Liu also casts a wry eye on the interaction of society and people, as in this explication of Xiuya, the bride-to-be, and her general lack of interest in anything other than the quotidian:
If we want a young petit bourgeois such as Xiuya to have a Socialist awakening and embrace the ideals of Communism, you must begin by inculcating in them the fundamentals of astronomy, the development of biological organisms, and basic Chinese history—because when you get right down to it, Socialism-Communism is basically a branch of science, which is to say, a form of culture, and a highly sophisticated culture at that.
The Wedding Party has been described as “depicting the lingering impacts of the Chinese Cultural Revolution and exploring the fusion of human history and destiny in a world of uncertainty” and as introspection on “what it means to be Chinese in an era of rapid modernization.” But Liu (thank goodness) does not seem to be taking things quite so seriously: the book displays an admirable lightness of touch. It’s not Liu doesn’t have a message: the importance he places on observation is evident in the detail that he packs into every corner of the book, from the details of shoe repair to stamp-collecting:
Someone once offered to swap an eighteen-stamp set of S44 Chrysanthemums for a W2 Long Live Chairman Mao … W2 stamps aren’t particularly rare, whereas a complete S44 set is hardly ever to be found.
Details specific to this particular place carry additional weight, for example:
If the weather’s not too cold, they can leave it when they’re done, for the convenience of the other families. But in the evening, or when it’s particularly freezing, they have to clear the pipe by putting their mouths over the spout and blowing hard, pushing the leftover water back into the dry well. Then they close the valve and put the lid back on so no matter how cold it gets, the pipes won’t freeze.
Why? So as not to forget.
This is what tens of thousands of Beijingers do each day, and while it may seem like a small, unnecessary detail, spare a thought for future generations of Beijingers. If we don’t tell them the minutiae of our daily lives, how will they get this information decades from now? Any way of living, in all its detail, is a specific form of culture. This doesn’t solely include literary or artistic creations, but also what people eat or wear, where and how they live.
The book’s origins as a serialization are much in evidence: a multitude of short chapters, each focusing on a different protagonist, each a vignette, each a story on its own. It’s easy to see why it was developed as a TV series.

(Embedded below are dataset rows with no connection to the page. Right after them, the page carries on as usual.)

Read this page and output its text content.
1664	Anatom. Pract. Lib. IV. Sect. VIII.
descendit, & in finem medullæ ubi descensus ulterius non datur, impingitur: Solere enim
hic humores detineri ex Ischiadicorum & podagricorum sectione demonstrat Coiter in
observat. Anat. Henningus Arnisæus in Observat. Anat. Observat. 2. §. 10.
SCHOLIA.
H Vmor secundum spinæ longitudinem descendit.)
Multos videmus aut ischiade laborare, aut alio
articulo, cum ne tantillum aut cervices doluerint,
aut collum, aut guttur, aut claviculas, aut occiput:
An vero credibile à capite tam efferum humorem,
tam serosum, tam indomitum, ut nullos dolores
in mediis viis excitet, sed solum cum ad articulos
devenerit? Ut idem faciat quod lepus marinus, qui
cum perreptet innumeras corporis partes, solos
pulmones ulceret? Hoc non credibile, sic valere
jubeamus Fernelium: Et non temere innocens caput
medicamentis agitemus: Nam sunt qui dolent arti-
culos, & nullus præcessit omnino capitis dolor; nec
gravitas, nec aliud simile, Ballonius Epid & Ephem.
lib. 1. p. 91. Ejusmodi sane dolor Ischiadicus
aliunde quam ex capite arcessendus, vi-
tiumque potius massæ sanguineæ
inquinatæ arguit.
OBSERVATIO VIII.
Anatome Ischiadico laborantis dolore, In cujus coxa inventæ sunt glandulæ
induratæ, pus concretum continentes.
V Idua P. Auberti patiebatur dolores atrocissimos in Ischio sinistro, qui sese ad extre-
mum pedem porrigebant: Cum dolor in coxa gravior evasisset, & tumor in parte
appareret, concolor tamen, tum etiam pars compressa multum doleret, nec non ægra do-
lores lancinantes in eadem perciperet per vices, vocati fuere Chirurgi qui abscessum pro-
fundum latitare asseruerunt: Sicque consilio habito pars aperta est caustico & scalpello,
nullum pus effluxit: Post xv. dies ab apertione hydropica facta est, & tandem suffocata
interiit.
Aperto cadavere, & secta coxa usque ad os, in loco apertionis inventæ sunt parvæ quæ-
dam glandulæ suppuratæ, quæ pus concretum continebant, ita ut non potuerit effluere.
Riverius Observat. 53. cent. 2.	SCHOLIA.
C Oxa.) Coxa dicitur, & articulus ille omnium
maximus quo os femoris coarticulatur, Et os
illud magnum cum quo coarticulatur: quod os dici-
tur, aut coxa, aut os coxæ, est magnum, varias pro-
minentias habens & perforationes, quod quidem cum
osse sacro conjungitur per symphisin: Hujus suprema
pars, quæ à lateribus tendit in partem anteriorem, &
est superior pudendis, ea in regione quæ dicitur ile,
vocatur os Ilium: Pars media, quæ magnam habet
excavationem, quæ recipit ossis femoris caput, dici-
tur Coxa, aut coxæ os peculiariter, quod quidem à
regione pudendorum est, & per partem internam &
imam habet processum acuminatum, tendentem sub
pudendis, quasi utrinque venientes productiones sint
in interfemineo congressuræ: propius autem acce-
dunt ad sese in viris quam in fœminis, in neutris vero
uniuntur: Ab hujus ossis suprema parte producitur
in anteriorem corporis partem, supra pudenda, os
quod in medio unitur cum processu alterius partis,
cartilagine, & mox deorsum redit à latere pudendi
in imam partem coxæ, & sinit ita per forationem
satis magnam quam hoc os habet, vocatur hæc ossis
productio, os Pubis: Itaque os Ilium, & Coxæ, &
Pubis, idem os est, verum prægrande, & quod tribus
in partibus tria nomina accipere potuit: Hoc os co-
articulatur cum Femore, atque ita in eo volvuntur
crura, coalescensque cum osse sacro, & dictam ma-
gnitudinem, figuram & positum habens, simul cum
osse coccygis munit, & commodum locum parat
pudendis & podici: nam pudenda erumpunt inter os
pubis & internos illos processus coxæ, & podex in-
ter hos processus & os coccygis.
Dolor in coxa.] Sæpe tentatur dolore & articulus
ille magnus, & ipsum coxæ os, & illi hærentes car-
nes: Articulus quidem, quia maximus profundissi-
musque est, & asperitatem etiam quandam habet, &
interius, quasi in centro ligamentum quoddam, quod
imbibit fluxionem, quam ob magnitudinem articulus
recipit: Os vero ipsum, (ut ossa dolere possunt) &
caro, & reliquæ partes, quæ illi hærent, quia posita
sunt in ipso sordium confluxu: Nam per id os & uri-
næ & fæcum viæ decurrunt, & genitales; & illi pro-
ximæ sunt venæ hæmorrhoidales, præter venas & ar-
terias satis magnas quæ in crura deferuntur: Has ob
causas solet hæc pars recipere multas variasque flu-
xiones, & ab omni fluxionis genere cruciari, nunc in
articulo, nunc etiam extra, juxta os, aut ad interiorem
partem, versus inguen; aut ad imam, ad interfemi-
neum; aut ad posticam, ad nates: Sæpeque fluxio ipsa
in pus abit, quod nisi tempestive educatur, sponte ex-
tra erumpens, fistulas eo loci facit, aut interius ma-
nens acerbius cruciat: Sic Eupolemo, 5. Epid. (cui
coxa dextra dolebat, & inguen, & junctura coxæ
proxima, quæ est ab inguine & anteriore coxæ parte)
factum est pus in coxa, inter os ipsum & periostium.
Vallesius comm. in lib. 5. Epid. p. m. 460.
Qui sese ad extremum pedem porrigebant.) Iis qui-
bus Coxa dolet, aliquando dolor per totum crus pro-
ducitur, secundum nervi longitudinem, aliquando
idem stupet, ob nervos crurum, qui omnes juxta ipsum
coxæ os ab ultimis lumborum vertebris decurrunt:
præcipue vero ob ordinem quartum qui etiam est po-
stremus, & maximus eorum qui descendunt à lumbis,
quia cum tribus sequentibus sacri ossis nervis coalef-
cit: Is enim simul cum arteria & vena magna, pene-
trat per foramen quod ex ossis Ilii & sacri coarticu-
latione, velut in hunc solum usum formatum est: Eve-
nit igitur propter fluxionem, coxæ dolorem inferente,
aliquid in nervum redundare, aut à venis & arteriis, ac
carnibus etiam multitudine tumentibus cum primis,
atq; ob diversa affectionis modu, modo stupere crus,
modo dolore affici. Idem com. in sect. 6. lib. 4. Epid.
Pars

The swirling detail in The Wedding Party manages to convey both the ephemerality of any given combination of time and place as well as the timelessness of human relations that transcend short-term changes in taste and society. Liu Xinwu’s Beijing of 1982 may be on the cusp of massive change, yet it remains eternal: he anchors this Beijing on the Drum and Bell Towers, who preside over both the siheyuan and the book, and which made up the book’s original title in Chinese: 钟鼓楼.
There is something in the combination of social comment, the melding of sympathy and the satire, the gentle humor, the focus on and acceptance of human foibles that reminds one of Russian writers, perhaps Gogol. But any good writer needs a good translator and Liu Xinwu has been fortunate (as have we) to have one in Jeremy Tiang. Without being able to reference and evaluate the original, one can’t know the extent to which Tiang has retained the author’s voice. But certainly, the translated work has a distinctive and very appealing voice: observant, kind, wry, knowing, forgiving, optimistic—and yet rollicking and fun-loving. This translation was worth the wait.